When the ghetto was liquidated, Mala became a slave labourer until November 1944, when the remaining Jews were deported. Mala was separated from her father and brother and, together with Ann, was sent to Ravensbruck concentration camp.

After about ten weeks, they were transported in cattle trucks to Bergen-Belsen, where conditions were appalling and Mala contracted typhus. At the time of the liberation by the British Army, Mala was very ill. She was transferred to a children’s home offering medical care and it was many weeks before she recovered.

Three months later she was sent, with a large group of children, to Sweden, where she spent nearly two years. Not expecting any of her family to be alive, Mala was surprised to receive a letter from her brother, Ben, who was by then in England, the only other member of her close family to have survived.

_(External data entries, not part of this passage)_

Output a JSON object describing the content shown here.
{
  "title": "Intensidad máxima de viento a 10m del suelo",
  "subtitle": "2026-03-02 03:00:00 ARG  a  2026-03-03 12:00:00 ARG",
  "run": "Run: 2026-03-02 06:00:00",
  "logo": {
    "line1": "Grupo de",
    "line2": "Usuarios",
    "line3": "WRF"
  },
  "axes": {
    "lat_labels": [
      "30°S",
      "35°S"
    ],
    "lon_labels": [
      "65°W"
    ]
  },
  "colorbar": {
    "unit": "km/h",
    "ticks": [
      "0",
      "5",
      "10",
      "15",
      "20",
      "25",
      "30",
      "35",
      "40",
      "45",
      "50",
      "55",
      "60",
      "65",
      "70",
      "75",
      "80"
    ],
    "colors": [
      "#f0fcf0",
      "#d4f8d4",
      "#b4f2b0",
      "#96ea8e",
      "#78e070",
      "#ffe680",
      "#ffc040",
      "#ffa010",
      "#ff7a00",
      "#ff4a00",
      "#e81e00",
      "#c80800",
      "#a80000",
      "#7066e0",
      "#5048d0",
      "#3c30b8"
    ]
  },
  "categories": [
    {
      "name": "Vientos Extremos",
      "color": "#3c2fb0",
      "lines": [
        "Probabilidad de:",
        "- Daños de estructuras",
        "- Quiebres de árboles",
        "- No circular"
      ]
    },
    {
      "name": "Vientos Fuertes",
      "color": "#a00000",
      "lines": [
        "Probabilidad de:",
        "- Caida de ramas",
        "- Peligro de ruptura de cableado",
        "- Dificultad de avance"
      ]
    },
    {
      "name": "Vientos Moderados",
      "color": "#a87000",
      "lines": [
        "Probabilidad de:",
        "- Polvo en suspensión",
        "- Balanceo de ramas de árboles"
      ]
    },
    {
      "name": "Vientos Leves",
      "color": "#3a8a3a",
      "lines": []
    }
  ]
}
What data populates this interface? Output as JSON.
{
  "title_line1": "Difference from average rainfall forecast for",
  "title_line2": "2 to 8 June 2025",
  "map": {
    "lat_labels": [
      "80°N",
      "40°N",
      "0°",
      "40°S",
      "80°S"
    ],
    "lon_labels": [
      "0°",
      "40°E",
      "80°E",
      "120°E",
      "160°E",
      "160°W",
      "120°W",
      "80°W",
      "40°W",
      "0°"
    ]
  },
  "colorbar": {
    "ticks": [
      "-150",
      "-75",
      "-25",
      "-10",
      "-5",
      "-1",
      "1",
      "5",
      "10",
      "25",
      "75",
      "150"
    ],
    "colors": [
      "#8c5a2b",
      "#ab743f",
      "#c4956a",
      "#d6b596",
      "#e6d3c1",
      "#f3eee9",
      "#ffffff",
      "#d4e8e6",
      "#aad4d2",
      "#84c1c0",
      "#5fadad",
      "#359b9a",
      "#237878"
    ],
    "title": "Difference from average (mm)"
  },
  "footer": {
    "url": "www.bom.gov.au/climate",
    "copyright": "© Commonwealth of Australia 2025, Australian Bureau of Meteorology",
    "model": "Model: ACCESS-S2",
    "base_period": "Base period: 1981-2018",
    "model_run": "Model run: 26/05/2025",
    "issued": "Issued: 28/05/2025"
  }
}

In March 1947, Mala came to England to be reunited with Ben. She learned English, attended secretarial college and within a year was working in an office. In 1949, she met Maurice, whom she married in 1950.

Whilst her children were growing up, Mala studied and gained a degree in Sociology from the University of London. Today Mala has two children and three grandchildren. Her testimony appears in the book, The Boy, by Sir Martin Gilbert.